Individual and program Characteristics May Drive Variability in Outcomes After Caregivers Participate in a Tailored Support Intervention.
Megan E Shepherd-BaniganKelley A JonesCaitlin SullivanKe WangAmy G ClarkCourtney Van HoutvenJennifer M OlsenPublished in: Journal of applied gerontology : the official journal of the Southern Gerontological Society (2022)

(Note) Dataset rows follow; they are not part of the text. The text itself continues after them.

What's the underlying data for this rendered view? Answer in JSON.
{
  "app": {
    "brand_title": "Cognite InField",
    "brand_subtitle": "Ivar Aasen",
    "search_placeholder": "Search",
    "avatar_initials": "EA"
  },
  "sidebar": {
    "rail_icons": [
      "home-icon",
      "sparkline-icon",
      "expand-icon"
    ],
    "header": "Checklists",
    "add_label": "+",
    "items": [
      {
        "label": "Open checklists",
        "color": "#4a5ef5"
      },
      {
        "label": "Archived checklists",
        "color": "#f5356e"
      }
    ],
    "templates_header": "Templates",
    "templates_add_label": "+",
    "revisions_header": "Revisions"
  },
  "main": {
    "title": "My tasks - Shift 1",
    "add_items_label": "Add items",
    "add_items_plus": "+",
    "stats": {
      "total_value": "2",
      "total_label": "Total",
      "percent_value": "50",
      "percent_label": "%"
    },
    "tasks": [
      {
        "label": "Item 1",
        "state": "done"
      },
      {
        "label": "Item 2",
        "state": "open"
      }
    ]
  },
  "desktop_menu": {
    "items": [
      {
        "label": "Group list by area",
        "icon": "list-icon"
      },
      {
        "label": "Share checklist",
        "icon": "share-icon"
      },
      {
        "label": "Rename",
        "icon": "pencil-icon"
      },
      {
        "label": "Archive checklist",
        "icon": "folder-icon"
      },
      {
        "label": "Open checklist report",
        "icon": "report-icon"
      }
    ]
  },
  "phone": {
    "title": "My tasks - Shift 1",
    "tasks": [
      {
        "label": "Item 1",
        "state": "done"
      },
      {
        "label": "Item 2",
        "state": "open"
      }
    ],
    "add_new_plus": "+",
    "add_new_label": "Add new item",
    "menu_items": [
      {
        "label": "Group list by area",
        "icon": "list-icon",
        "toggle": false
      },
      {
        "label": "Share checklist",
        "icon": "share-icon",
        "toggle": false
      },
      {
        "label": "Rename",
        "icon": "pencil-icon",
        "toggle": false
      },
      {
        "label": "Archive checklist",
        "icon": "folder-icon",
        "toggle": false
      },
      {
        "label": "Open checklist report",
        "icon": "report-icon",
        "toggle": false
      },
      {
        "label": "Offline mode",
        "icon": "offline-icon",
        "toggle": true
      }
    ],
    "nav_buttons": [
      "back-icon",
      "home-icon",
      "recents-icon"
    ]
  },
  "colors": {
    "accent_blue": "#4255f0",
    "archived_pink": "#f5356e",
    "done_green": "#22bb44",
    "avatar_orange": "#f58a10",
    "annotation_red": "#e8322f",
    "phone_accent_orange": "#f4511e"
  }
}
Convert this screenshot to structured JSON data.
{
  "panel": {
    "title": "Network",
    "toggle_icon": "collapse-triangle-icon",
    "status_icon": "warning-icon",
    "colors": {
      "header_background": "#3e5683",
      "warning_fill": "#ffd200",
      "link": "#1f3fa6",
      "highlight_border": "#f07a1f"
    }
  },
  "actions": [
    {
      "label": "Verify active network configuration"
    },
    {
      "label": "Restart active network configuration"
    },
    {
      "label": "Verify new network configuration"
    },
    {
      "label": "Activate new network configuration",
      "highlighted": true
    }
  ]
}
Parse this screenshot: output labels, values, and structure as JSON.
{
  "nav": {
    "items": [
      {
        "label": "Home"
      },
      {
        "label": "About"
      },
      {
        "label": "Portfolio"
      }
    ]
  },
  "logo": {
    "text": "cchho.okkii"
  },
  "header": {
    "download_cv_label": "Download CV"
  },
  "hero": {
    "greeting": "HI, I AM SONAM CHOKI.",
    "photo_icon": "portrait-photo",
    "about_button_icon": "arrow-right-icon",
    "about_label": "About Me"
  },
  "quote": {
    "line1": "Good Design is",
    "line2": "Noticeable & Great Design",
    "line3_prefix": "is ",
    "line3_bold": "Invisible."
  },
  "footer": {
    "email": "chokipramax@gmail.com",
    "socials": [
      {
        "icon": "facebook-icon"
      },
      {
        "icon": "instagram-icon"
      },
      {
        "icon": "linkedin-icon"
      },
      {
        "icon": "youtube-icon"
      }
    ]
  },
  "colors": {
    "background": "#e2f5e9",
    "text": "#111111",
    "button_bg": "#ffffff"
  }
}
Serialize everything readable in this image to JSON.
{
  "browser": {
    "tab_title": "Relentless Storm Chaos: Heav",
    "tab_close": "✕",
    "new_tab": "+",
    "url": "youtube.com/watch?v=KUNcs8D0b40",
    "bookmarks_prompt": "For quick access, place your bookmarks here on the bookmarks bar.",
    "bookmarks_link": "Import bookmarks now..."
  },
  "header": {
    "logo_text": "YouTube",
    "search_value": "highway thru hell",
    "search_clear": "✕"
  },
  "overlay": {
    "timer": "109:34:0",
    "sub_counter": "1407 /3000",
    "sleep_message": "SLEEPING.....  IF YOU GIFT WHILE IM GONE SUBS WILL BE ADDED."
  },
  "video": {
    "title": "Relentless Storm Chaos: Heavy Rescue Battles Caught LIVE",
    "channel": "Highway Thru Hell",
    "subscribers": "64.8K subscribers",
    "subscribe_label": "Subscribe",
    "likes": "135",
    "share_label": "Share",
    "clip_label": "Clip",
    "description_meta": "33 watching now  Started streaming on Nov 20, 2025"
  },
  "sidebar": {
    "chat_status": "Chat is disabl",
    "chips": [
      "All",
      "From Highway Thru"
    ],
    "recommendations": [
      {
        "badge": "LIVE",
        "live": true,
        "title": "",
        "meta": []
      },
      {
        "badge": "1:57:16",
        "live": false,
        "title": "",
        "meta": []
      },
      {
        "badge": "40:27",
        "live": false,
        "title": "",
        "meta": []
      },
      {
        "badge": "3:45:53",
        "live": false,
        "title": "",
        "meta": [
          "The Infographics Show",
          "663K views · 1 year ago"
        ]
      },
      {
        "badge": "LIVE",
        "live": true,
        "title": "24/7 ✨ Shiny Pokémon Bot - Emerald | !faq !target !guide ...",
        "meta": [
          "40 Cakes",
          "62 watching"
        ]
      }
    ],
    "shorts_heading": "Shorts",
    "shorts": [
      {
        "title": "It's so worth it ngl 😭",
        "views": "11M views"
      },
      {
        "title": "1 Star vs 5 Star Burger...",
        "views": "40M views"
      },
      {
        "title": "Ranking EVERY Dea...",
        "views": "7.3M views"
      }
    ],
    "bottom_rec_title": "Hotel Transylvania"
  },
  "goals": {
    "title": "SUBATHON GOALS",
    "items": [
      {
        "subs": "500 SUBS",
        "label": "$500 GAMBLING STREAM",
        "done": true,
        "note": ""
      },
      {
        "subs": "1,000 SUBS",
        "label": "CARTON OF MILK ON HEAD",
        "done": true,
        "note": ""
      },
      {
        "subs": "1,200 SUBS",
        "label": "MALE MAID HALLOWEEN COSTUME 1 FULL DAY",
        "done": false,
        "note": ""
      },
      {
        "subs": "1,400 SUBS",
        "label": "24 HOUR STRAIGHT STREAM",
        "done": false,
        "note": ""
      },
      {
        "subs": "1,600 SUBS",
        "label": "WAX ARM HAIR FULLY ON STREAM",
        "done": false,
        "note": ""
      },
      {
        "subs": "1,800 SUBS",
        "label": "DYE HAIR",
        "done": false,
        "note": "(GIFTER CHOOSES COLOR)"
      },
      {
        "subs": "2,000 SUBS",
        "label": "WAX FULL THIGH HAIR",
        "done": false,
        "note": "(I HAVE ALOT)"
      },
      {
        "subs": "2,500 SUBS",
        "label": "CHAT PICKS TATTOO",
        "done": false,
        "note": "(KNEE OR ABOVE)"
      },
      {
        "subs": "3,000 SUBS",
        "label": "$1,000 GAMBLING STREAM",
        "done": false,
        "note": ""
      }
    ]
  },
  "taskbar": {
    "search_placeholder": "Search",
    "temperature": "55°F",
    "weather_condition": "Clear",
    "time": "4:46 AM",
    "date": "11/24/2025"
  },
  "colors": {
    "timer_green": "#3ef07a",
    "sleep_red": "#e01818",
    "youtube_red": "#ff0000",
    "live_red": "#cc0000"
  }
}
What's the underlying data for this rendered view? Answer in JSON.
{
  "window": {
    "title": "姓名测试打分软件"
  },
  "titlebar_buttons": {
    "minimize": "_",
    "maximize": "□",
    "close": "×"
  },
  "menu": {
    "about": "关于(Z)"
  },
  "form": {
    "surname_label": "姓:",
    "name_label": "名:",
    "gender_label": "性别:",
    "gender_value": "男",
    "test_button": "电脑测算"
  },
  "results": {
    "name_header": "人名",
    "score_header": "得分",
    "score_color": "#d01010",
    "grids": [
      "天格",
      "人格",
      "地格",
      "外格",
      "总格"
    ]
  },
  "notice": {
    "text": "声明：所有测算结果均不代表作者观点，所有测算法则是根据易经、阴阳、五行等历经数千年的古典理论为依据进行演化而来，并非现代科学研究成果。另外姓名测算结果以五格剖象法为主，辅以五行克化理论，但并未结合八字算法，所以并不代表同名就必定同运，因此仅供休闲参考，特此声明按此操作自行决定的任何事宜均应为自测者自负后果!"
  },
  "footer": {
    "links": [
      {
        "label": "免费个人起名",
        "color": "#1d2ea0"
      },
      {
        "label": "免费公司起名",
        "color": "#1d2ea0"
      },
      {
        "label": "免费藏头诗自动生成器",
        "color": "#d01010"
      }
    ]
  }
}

Critically needed programs designed to support family caregivers have shown inconsistent reductions in stress and burden. To explore drivers of improvement in caregiver outcomes after participation in a support intervention we analyzed data from a one-on-one, tailored problem-solving intervention targeting caregiver wellbeing (2015-2019, n = 503). We explored data patterns across 21 individual, household, and program-level variables using elastic net regression to identify drivers of improvements, and their relative importance. Baseline subjective burden, baseline depressive symptom scores, baseline caregiver problem solving, African American race, and site and coach fixed effects were the most consistent drivers of changes across the explored caregiver outcomes. Caregiver and program characteristics may be promising avenues to target to decrease distress and burden during intervention design. Interventions focusing on highly distressed caregivers may lead to greater improvements. More research is needed to identify how site or interventionists characteristics drive positive intervention effects.